La tua bibliografia vede anche altre opere che sono sempre incentrate sull’amore LGBTQ. Come ti sei avvicinata a queste tematiche e perché hai scelto di scriverne pur sapendo che non è un genere facile da “promuovere”?  
Sì, io scrivo praticamente solo storie d’amore gay. Ho iniziato a scriverle anni fa, dopo aver letto alcuni M/M in lingua inglese. Darti una spiegazione razionale del perché mi piace proprio questo genere è difficile. Non c’è un motivo vero e proprio. Semplicemente come a chi piace scrivere fantasy, a me piace pensare a due uomini innamorati. Mi fa stare bene.  
Sono consapevole che non sia un genere facile da promuovere qui. Sottolineo il qui, perché oltreoceano questo filone ha una distribuzione completamente diversa. Però è anche vero che se nessuno dovesse mai cominciare e rischiare… la situazione non cambierebbe. Un po’ come per tutto, del resto. 

The scar e Jerry è meglio sono le prime opere che hai pubblicato con la Triskell Edizioni. Come è nato questo sodalizio? 

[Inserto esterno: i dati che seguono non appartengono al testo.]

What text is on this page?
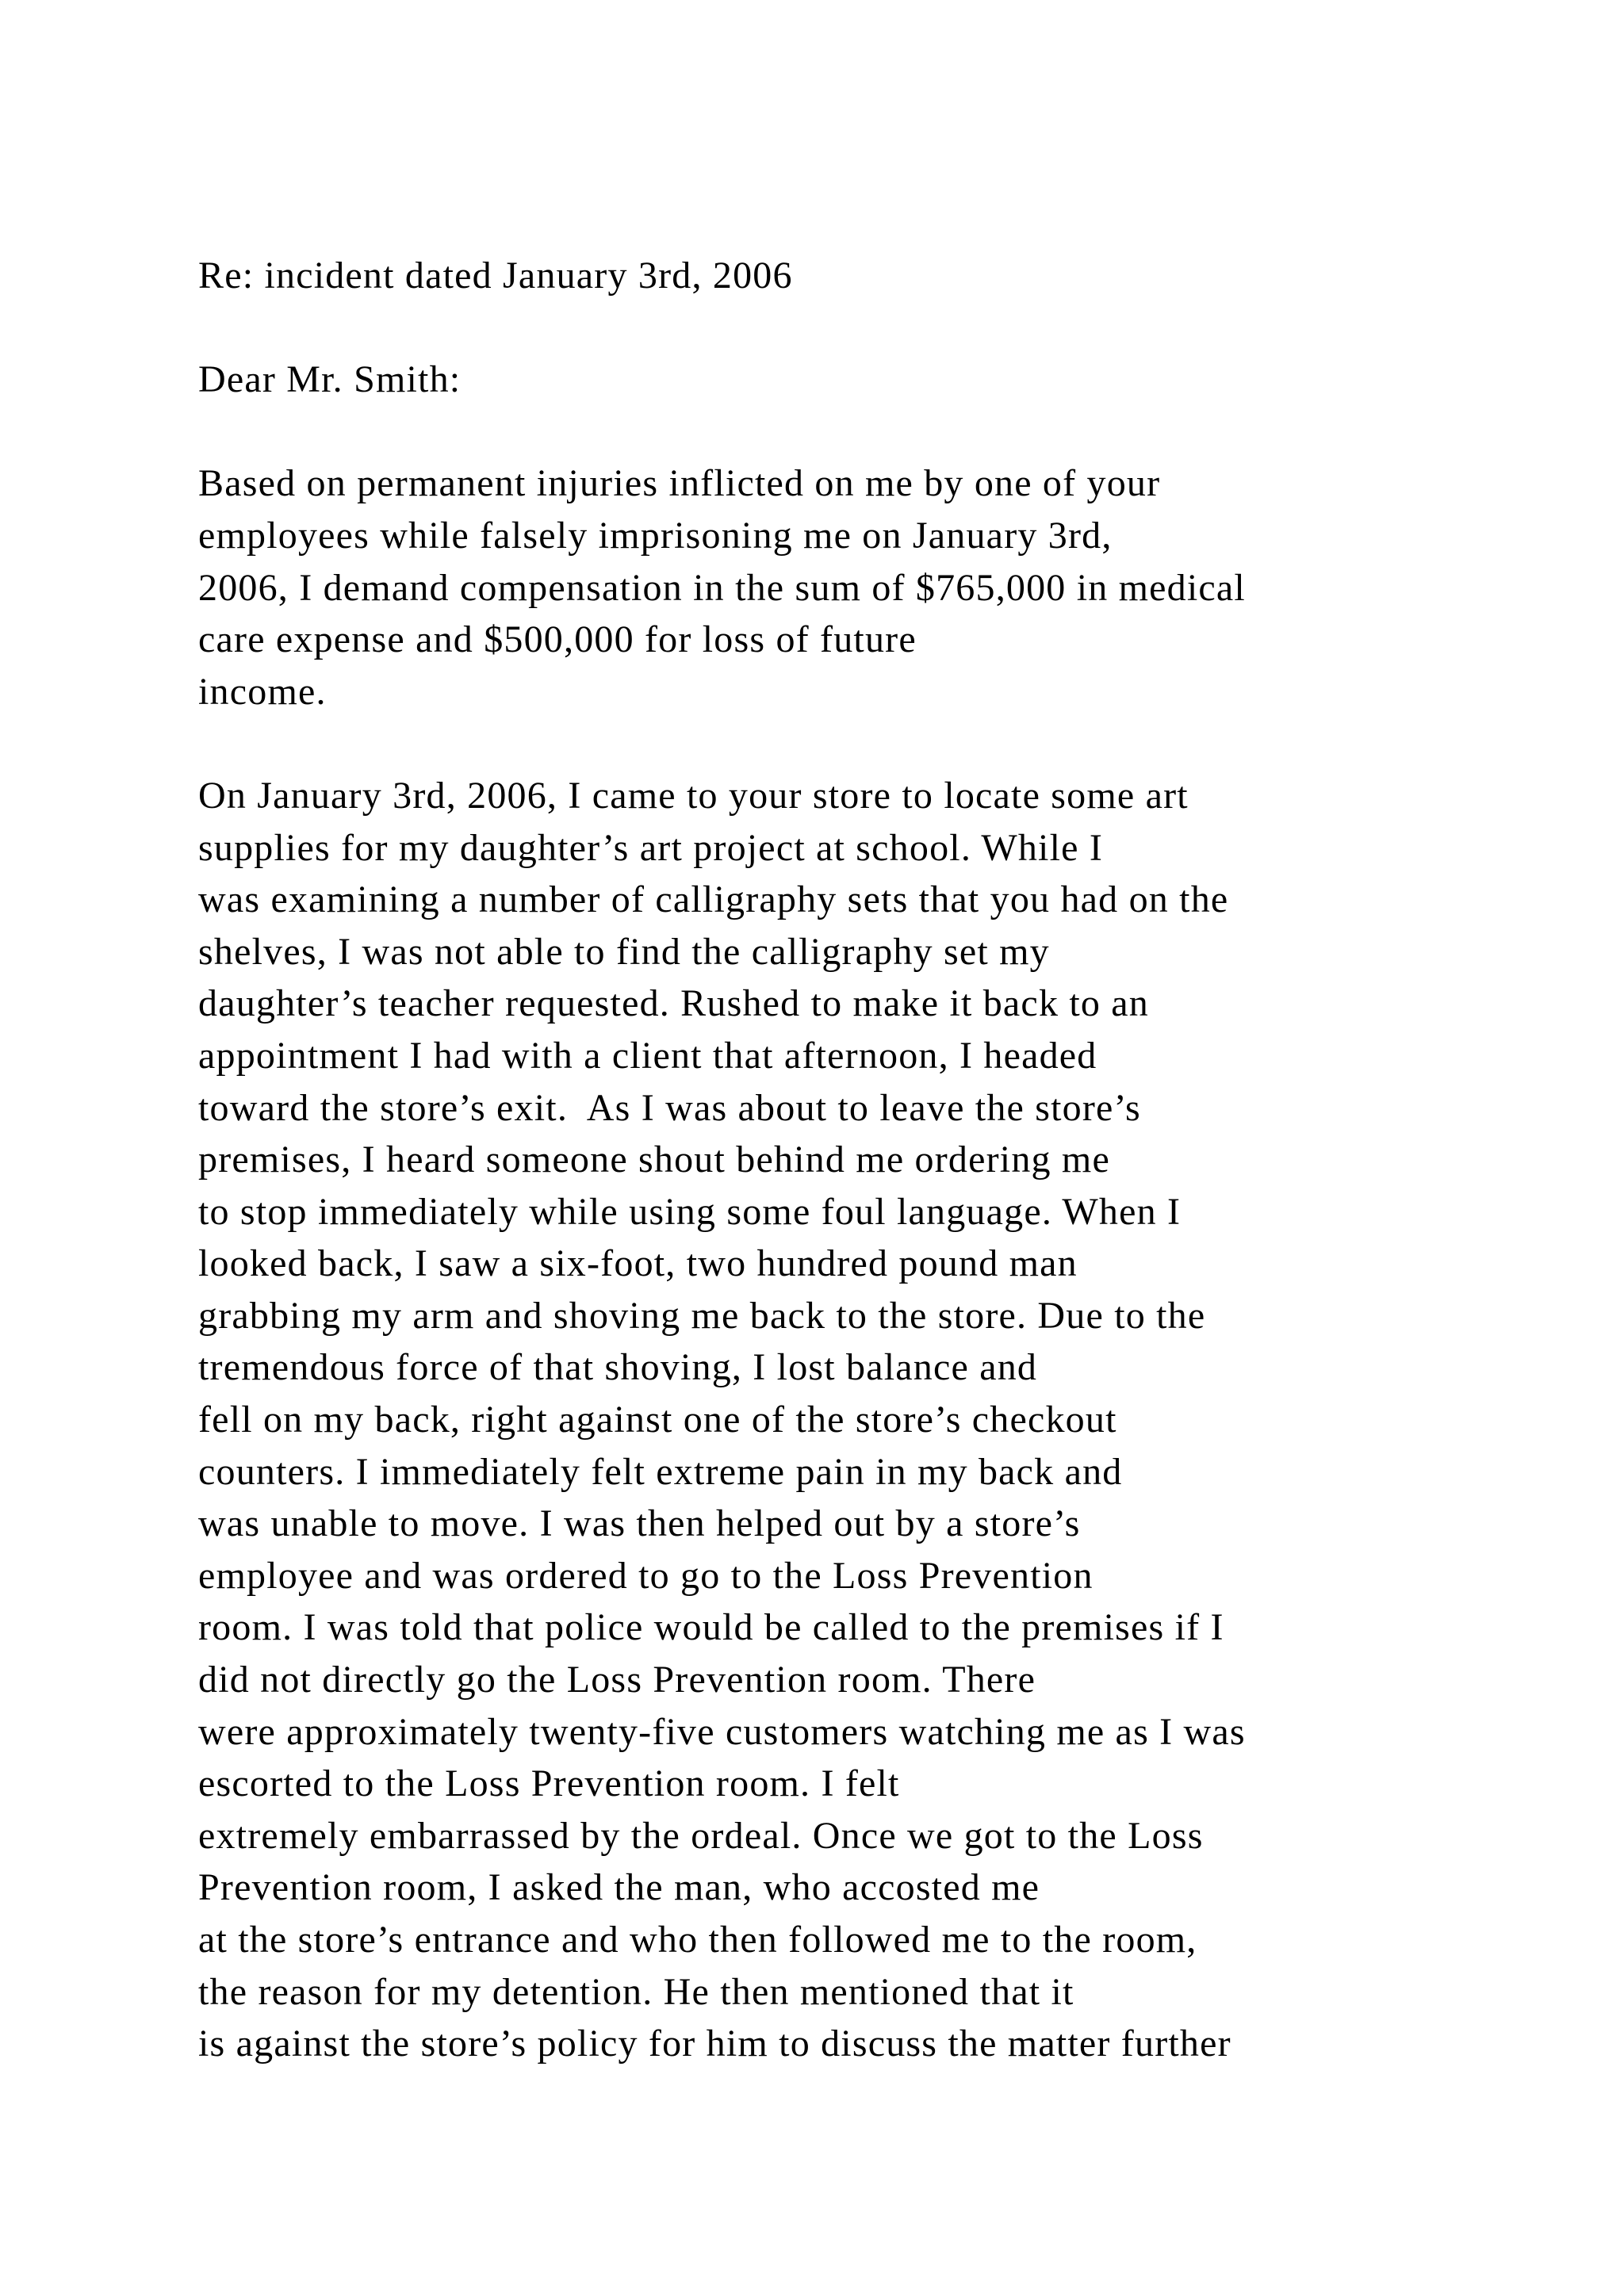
Re: incident dated January 3rd, 2006
Dear Mr. Smith:
Based on permanent injuries inflicted on me by one of your
employees while falsely imprisoning me on January 3rd,
2006, I demand compensation in the sum of $765,000 in medical
care expense and $500,000 for loss of future
income.
On January 3rd, 2006, I came to your store to locate some art
supplies for my daughter’s art project at school. While I
was examining a number of calligraphy sets that you had on the
shelves, I was not able to find the calligraphy set my
daughter’s teacher requested. Rushed to make it back to an
appointment I had with a client that afternoon, I headed
toward the store’s exit.  As I was about to leave the store’s
premises, I heard someone shout behind me ordering me
to stop immediately while using some foul language. When I
looked back, I saw a six-foot, two hundred pound man
grabbing my arm and shoving me back to the store. Due to the
tremendous force of that shoving, I lost balance and
fell on my back, right against one of the store’s checkout
counters. I immediately felt extreme pain in my back and
was unable to move. I was then helped out by a store’s
employee and was ordered to go to the Loss Prevention
room. I was told that police would be called to the premises if I
did not directly go the Loss Prevention room. There
were approximately twenty-five customers watching me as I was
escorted to the Loss Prevention room. I felt
extremely embarrassed by the ordeal. Once we got to the Loss
Prevention room, I asked the man, who accosted me
at the store’s entrance and who then followed me to the room,
the reason for my detention. He then mentioned that it
is against the store’s policy for him to discuss the matter further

Trovare una casa editrice aperta a pubblicare questo genere di storie è stato davvero bello. Quando sono venuta a sapere che cercavano storie da pubblicare anche gratuitamente, mi è sembrata l’occasione giusta per tentare di raccontare qualcosa di diverso dal solito. The Scar era nel ‘cassetto’ da tanto tempo, un racconto che non avevo mai nemmeno pensato di poter pubblicare un giorno, ma mi pareva quello giusto. È una storia che non ha scene di sesso esplicito e ho pensato potesse essere adatta a tutto il pubblico, anche a chi non aveva mai letto storie d’amore gay. E magari, così facendo, la gente avrebbe potuto riscoprirsi interessata all’argomento e magari a leggerne di più. A quanto pare avevo ragione (sorride, ndb). 


Hai partecipato all’antologia di racconti natalizi che la casa editrice, lo scorso dicembre, ha regalato ai suoi lettori. Il tuo racconto, confesso, è stato quello che ho preferito. “L’amicizia” nata per caso fra un ragazzo che lavora come Babbo Natale e un giovane costretto a vivere per strada è davvero ben scritta e bella da leggere. L’idea di questa storia come ti è venuta? 

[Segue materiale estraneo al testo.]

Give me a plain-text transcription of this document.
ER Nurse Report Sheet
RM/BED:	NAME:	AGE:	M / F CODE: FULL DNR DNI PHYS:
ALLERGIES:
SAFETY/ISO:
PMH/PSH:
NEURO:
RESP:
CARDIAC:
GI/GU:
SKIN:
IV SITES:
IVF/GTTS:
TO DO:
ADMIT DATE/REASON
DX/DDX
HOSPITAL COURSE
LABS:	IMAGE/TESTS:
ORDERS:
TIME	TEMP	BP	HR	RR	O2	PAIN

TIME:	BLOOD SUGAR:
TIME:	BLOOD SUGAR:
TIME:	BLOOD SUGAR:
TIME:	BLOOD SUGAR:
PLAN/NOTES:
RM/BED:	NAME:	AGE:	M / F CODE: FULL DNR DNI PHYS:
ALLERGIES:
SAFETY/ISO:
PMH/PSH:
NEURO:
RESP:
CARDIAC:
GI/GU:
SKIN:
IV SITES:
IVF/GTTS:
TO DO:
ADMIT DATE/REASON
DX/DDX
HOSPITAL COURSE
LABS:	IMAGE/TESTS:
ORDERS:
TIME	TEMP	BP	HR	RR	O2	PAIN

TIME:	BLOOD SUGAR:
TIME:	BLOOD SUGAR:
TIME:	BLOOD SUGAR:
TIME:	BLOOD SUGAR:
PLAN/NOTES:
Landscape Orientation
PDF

Ti ringrazio molto! Grazie!  
Sapevo di questa antologia e mi sono messa a riflettere su cosa avrei voluto comunicare per il Natale. E sapevo di voler scrivere una storia che potesse scaldare il cuore, una storia un po’ magica senza però essere fantasy.

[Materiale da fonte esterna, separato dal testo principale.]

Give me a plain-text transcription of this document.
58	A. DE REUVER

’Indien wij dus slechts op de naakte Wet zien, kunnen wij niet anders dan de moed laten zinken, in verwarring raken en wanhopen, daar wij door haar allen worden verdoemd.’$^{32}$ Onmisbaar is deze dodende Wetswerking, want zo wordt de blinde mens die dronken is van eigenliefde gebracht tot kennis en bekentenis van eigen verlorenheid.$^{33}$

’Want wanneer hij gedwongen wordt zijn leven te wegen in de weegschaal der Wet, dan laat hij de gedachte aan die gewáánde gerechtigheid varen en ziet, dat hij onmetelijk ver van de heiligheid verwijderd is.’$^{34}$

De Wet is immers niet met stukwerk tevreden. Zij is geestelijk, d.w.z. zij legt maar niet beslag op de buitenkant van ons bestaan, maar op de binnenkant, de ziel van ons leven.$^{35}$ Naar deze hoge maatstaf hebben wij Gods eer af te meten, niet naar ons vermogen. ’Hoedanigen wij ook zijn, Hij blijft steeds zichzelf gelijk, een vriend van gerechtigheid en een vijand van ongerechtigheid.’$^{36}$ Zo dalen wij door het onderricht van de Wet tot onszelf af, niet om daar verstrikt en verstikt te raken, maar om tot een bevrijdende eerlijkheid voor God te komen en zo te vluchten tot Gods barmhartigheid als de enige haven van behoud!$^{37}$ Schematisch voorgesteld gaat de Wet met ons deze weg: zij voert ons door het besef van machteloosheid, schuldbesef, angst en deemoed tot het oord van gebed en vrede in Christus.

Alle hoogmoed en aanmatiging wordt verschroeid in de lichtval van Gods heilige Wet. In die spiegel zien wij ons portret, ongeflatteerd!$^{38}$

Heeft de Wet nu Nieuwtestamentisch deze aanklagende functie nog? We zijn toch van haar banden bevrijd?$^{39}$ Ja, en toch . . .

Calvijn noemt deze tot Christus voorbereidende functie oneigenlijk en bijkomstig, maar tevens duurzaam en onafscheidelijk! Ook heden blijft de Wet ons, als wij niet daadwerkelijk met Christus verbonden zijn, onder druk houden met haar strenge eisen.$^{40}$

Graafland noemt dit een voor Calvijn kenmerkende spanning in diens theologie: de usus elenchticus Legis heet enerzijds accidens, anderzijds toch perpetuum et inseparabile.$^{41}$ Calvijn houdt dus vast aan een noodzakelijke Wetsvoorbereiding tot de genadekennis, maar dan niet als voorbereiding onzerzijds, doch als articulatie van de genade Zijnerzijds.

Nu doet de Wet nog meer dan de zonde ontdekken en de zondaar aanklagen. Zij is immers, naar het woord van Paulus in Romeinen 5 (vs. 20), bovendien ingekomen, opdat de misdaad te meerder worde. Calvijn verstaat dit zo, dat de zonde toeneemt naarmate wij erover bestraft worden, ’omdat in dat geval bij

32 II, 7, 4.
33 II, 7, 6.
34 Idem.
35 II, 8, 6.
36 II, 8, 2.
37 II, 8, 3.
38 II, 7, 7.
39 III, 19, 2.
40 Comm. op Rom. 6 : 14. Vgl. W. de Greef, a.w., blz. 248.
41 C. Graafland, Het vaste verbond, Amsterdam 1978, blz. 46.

L’idea poi mi è venuta dal nulla più completo. Mi è capitato di ripensare a mia nonna, che era sordomuta ma che non comunicava con i segni, e mi è proprio balzata alla mente l’immagine di Lucas che tira la barba del finto Babbo Natale per leggergli le labbra. È partito tutto da lì. 

Secondo voci di corridoio stai preparando il seguito di The scar. Cosa ti ha spinto a riprendere in mano i due protagonisti di questo romanzo breve? 
Nell’ordine: Ryan, che è uno dei due personaggi, i lettori, e le idee che avevo in mente.  
La storia di The Scar era nata appunto come racconto e come tale era stato proposto per la pubblicazione. Era un racconto abbastanza breve e che, mi rendo conto, era stato interrotto sul più bello. Non è stato facile riprenderlo, soprattutto perché essendo scritta in prima persona, temevo di perdere la ‘voce’ di Ryan, ma mi sono accorta che mi sbagliavo, perché era lì che mi aspettava. E devo anche ringraziare il supporto dei lettori che stanno facendo il tifo per questo seguito e l’hanno chiesto più volte, facendomi quasi sentire in colpa (sorride, ndb). 

Per concludere, cosa speri che rimanga delle tue opere ai tuoi lettori? 
Io spero che le ricordino con un sorriso e che, ripensando a ciò che hanno letto, qualcosa dentro si muova e li faccia stare bene. Che siano un bel ricordo, insomma.